Sirius acquiesça, décidemment ce professeur lui était de plus en plus sympathique. Le reste de la réunion se passa comme pour un match de tennis, les partisans de Jedusor ne cessaient de critiquer le jeune garçon notamment en soulignant son comportement inamical envers Draco ainsi que sa moyenne lamentable en chimie ; les autres rétorquaient en mettant en avant sa gentillesse, son esprit d’équipe et son envie de se dépasser. Snape ne disait rien mais pinçait les lèvres de dégoût assez souvent pour que Sirius comprenne qu’il ne portait pas le jeune basketteur dans son cœur.

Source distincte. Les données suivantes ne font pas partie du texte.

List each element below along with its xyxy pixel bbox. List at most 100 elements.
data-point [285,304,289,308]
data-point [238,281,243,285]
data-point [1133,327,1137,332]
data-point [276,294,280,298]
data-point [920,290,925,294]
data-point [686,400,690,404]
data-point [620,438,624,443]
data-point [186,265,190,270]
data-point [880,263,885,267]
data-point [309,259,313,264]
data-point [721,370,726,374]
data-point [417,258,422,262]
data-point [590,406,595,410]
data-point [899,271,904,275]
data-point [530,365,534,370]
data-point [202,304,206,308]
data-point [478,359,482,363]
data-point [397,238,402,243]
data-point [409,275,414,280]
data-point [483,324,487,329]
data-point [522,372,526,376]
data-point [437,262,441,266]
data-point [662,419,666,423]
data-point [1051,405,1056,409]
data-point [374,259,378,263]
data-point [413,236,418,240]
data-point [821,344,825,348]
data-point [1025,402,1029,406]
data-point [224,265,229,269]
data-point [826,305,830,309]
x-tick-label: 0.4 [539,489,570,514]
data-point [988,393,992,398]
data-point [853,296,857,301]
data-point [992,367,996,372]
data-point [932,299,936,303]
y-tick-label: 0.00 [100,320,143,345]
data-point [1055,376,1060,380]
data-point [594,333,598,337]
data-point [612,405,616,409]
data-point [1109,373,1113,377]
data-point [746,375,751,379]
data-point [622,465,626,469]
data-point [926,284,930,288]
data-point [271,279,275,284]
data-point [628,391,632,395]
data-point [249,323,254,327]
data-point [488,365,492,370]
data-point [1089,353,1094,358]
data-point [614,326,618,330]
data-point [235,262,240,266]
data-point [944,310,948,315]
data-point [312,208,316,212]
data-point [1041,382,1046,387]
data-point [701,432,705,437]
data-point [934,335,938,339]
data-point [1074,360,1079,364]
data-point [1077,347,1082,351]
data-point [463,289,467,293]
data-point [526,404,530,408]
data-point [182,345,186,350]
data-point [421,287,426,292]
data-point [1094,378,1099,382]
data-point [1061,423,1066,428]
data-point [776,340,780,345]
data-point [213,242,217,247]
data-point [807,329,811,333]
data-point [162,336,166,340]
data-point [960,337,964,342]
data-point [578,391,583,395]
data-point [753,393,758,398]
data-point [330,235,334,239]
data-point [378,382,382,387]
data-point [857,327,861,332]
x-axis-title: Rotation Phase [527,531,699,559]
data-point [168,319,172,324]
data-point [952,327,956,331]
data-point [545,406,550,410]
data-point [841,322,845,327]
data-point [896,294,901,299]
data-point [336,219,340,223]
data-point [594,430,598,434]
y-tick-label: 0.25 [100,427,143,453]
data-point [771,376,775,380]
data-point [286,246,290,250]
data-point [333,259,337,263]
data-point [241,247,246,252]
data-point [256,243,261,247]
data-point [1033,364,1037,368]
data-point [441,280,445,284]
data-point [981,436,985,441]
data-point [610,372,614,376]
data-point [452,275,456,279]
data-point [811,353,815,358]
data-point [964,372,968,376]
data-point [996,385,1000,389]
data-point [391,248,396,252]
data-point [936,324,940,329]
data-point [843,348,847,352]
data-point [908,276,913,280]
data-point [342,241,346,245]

-Bien, termina Dumbledore, encore une fois, aucune faute grave ne peut être attribuée à Monsieur Potter. Il n’est pas parfait, certes, mais c’est un adolescent normal avec ses sautes d’humeur. La prochaine réunion le concernant se tiendra dans un mois, et d’ici là nous verrons si ses notes de chimie ont augmenté grâce à l’aide de Monsieur Malfoy.

-Oui, nous verrons bien, susurra Jedusor qui était resté silencieux durant toute la cession, il faudra que tu ouvres les yeux un jour Albus. Nos amis ici présents, ne veulent pas mettre leur argent dans une école banale. Ils veulent la meilleure. Et Potter, comme bien d’autres, n’en fait pas partie.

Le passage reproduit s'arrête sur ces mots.